What the company really needed to do was make a change in sales culture and
replace under-performing sales reps. There were too many of them, however,
and time was short. So, what we agreed on was to put in a team of what I called
“quality control managers”. Their job was to follow up on equipment orders within
two days of the order by contacting the client directly. They asked the typical
quality-control questions, but also asked the clients why they had not purchased
the service package. In addition, they educated the clients on why the service
package was so critical and gave them an incentive to purchase it as an add-on.
(Up-Selling, Cross-Selling, Down-Selling) … I discuss this until I am blue in the face.

The Result

In the following 12 months, they sold an additional 57% in five-year service agreements.
Some under-performing sales reps with minimal impact on revenues were replaced.
Many companies don’t define the responsibilities of sales reps or hold them accountable.

 

IMJustice Marketing Case Studies:
More Funding for a Portfolio Company

 

The Situation

A Venture Capital firm had a portfolio company requesting another round of funding.
The company’s results to-date had fallen short of expectations. They were wondering
if they should put more money into the business and what would need to happen in
order to achieve the expected ROI.

Analysis

I performed an Audit that focused on the company’s history, market, product/services,
business-capture process and sticking points, sales indicators, pipeline and forecast
reports, specific deals, and people.
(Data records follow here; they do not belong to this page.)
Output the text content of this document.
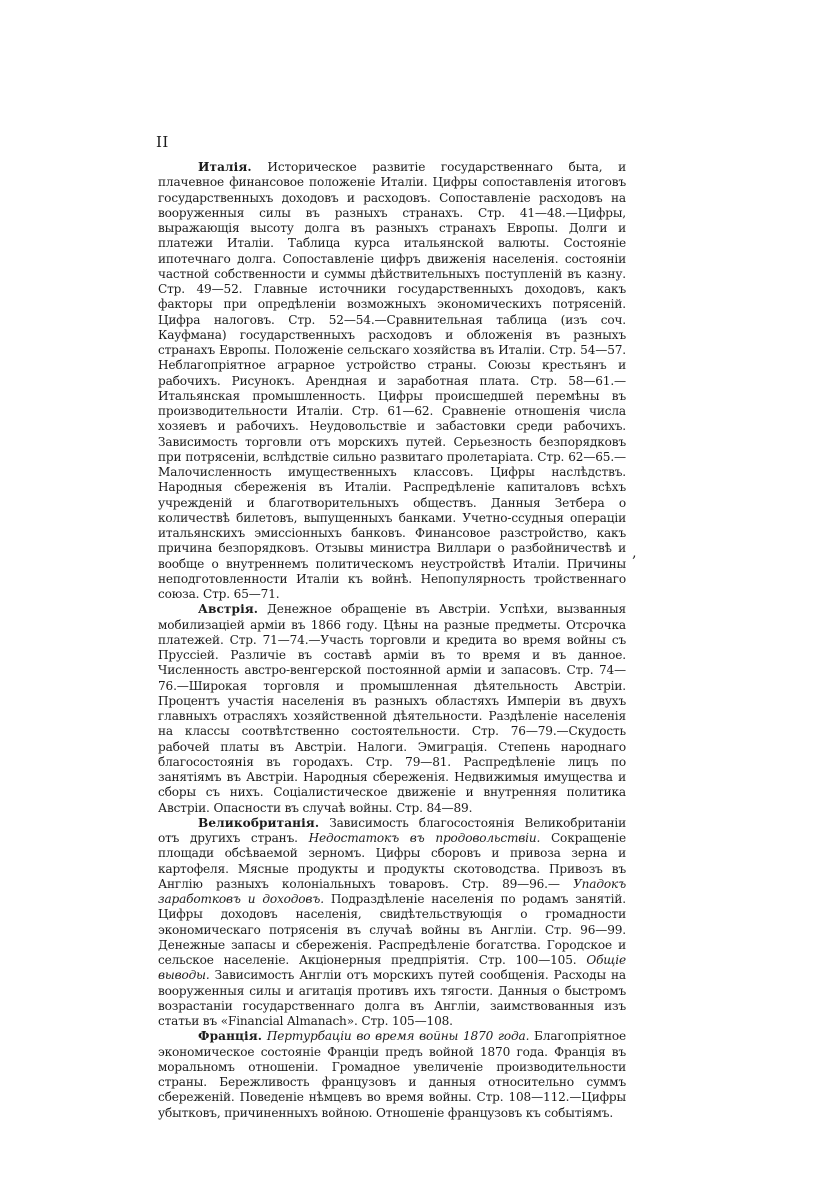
II
‚

Италія. Историческое развитіе государственнаго быта, и плачевное финансовое положеніе Италіи. Цифры сопоставленія итоговъ государственныхъ доходовъ и расходовъ. Сопоставленіе расходовъ на вооруженныя силы въ разныхъ странахъ. Стр. 41—48.—Цифры, выражающія высоту долга въ разныхъ странахъ Европы. Долги и платежи Италіи. Таблица курса итальянской валюты. Состояніе ипотечнаго долга. Сопоставленіе цифръ движенія населенія. состояніи частной собственности и суммы дѣйствительныхъ поступленій въ казну. Стр. 49—52. Главные источники государственныхъ доходовъ, какъ факторы при опредѣленіи возможныхъ экономическихъ потрясеній. Цифра налоговъ. Стр. 52—54.—Сравнительная таблица (изъ соч. Кауфмана) государственныхъ расходовъ и обложенія въ разныхъ странахъ Европы. Положеніе сельскаго хозяйства въ Италіи. Стр. 54—57. Неблагопріятное аграрное устройство страны. Союзы крестьянъ и рабочихъ. Рисунокъ. Арендная и заработная плата. Стр. 58—61.—Итальянская промышленность. Цифры происшедшей перемѣны въ производительности Италіи. Стр. 61—62. Сравненіе отношенія числа хозяевъ и рабочихъ. Неудовольствіе и забастовки среди рабочихъ. Зависимость торговли отъ морскихъ путей. Серьезность безпорядковъ при потрясеніи, вслѣдствіе сильно развитаго пролетаріата. Стр. 62—65.—Малочисленность имущественныхъ классовъ. Цифры наслѣдствъ. Народныя сбереженія въ Италіи. Распредѣленіе капиталовъ всѣхъ учрежденій и благотворительныхъ обществъ. Данныя Зетбера о количествѣ билетовъ, выпущенныхъ банками. Учетно-ссудныя операціи итальянскихъ эмиссіонныхъ банковъ. Финансовое разстройство, какъ причина безпорядковъ. Отзывы министра Виллари о разбойничествѣ и вообще о внутреннемъ политическомъ неустройствѣ Италіи. Причины неподготовленности Италіи къ войнѣ. Непопулярность тройственнаго союза. Стр. 65—71.

Австрія. Денежное обращеніе въ Австріи. Успѣхи, вызванныя мобилизаціей арміи въ 1866 году. Цѣны на разные предметы. Отсрочка платежей. Стр. 71—74.—Участь торговли и кредита во время войны съ Пруссіей. Различіе въ составѣ арміи въ то время и въ данное. Численность австро-венгерской постоянной арміи и запасовъ. Стр. 74—76.—Широкая торговля и промышленная дѣятельность Австріи. Процентъ участія населенія въ разныхъ областяхъ Имперіи въ двухъ главныхъ отрасляхъ хозяйственной дѣятельности. Раздѣленіе населенія на классы соотвѣтственно состоятельности. Стр. 76—79.—Скудость рабочей платы въ Австріи. Налоги. Эмиграція. Степень народнаго благосостоянія въ городахъ. Стр. 79—81. Распредѣленіе лицъ по занятіямъ въ Австріи. Народныя сбереженія. Недвижимыя имущества и сборы съ нихъ. Соціалистическое движеніе и внутренняя политика Австріи. Опасности въ случаѣ войны. Стр. 84—89.

Великобританія. Зависимость благосостоянія Великобританіи отъ другихъ странъ. Недостатокъ въ продовольствіи. Сокращеніе площади обсѣваемой зерномъ. Цифры сборовъ и привоза зерна и картофеля. Мясные продукты и продукты скотоводства. Привозъ въ Англію разныхъ колоніальныхъ товаровъ. Стр. 89—96.— Упадокъ заработковъ и доходовъ. Подраздѣленіе населенія по родамъ занятій. Цифры доходовъ населенія, свидѣтельствующія о громадности экономическаго потрясенія въ случаѣ войны въ Англіи. Стр. 96—99. Денежные запасы и сбереженія. Распредѣленіе богатства. Городское и сельское населеніе. Акціонерныя предпріятія. Стр. 100—105. Общіе выводы. Зависимость Англіи отъ морскихъ путей сообщенія. Расходы на вооруженныя силы и агитація противъ ихъ тягости. Данныя о быстромъ возрастаніи государственнаго долга въ Англіи, заимствованныя изъ статьи въ «Financial Almanach». Стр. 105—108.

Франція. Пертурбаціи во время войны 1870 года. Благопріятное экономическое состояніе Франціи предъ войной 1870 года. Франція въ моральномъ отношеніи. Громадное увеличеніе производительности страны. Бережливость французовъ и данныя относительно суммъ сбереженій. Поведеніе нѣмцевъ во время войны. Стр. 108—112.—Цифры убытковъ, причиненныхъ войною. Отношеніе французовъ къ событіямъ.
It was clear that some issues existed, but the company
had a sales manager who was simply very good at what he did … I was impressed …

Changes Made

I provided them with a standard report so that everyone knew where the business stood.
Also, I suggested that the Board leverage their contacts, when appropriate, to expand the
business and help close larger deals. I recommended against changing any of their sales
force for 6 months because the salespeople were doing all the right things. They changed
their sales practice to tighten each step of the process and used presentations to move
the sales forward instead of just educate the client. I taught them how to “ask for the order”.

The Conclusion

Today, the company is number one in its market with over two hundred Fortune 500 clients.
They also are exceeding their business plan. It took a bit longer, but it was very rewarding.
When sales organizations miss their projections, the inclination is to make changes. But
70% of all CEOs lack any sales experience so they don’t know if they have the right people
doing the right things or what changes to make. The question becomes: What are the right
changes to make for maximum results? In this case, an outside opinion was the answer.